Douglas on the Stump.
Tuesday, September 14, 1858.
Douglas pompously declares that he never conceals his sentiments, he is as open as the day, he wished every voter to know his position – yet he constantly dodges and seeks to evade an honest avowal of his opinions, by crying out "Nigger!" or throwing himself upon his dignity and averring that a man is a fool to ask him the question he is afraid to answer. As he dodged Lincoln's questions at Freeport, so he declined to answer questions relative to his political position, at the Junction.
At Pontiac he pursued the same course. – He solicited questions from the audience, and the following was propounded:
1st. You say in your speech at Freeport that the people of a Territory have the power to exclude slavery by non-action. Do you mean by "excluding" slavery they have, though their Territorial Legislature, the power to declare that slaves brought in voluntarily by their masters, shall, by that act, become free? If not, how can they exclude slavery; and if so, how will that tally with the Supreme Court decision?

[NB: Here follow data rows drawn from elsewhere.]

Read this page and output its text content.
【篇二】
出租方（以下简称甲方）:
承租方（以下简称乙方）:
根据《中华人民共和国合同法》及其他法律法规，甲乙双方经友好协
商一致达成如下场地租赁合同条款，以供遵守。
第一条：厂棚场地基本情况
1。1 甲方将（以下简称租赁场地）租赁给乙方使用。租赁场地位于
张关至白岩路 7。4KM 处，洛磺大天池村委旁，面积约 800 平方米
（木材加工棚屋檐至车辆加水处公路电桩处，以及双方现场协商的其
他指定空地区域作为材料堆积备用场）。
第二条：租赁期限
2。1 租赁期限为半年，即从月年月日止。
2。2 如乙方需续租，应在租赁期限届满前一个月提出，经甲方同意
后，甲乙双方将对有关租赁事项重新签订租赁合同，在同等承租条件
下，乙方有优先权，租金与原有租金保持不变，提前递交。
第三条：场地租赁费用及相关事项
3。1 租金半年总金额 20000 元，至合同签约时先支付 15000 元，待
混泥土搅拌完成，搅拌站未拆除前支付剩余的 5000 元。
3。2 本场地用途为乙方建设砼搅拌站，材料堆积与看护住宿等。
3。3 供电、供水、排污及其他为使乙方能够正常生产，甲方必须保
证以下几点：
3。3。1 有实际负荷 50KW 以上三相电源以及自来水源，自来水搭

Douglas flew into a passion and said that his interrogator only asked the question "to create confusion!" The only reply he made was that he "had answered it at Freeport," and then abused the gentleman who interrogated him. The editor of the Sentinel says:
"Seeing that Mr. McDowell, who propounded the first, was unwilling to ask any more questions, not desiring to be abused any further, we stepped upon the platform and propounded the following:
If a person holds a slave in a Territory by virtue of the Constitution of the United States, in which there are no "police regulations" enforcing his right to hold such property, and that slave goes into a Free State, can he be recovered as a Fugitive Slave, under the provisions of the fugitive slave law?
When we put this question to him, he looked at us as though he would take perfect delight in eating us up, or would derive exquisite pleasure in knocking the daylights out of us. Approaching us, with upraised hand and flashing eye, shaking his shaggy locks, and fairly trembling with rage, he answered: "Yes, sir; he can be recaptured under the Fugitive Slave Law!" He then commenced a volley of billingsgate which would make a fishmonger blush, calling us an Abolitionist; that we were in the habit of going round lecturing in church basements, making abolition harangues, after the fashion of Lovejoy and other pincushion lecturers."
His tormentors would not let him up, however and popped the following:
Would not the spirit of the Dred Scott Decision annul all the acts of the Territorial Legislature in case they enacted laws "unfriendly to the holding of slaves in a Territory while a Territory."
The Sentinel says that Douglas fairly roared, and exclaimed that "no gentleman would ask such a question," and said he would answer no more interrogatories. He is a man, doubtless, of great ability as a politician; but any man would fall who endeavored to be consistent in the support of "Popular Sovereignty" and the Dred Scott dicta. The little giant is doomed; and the apprehension of this fact, we presume, causes him to use the passionate and insulting language for which he has become so noted in the present canvass.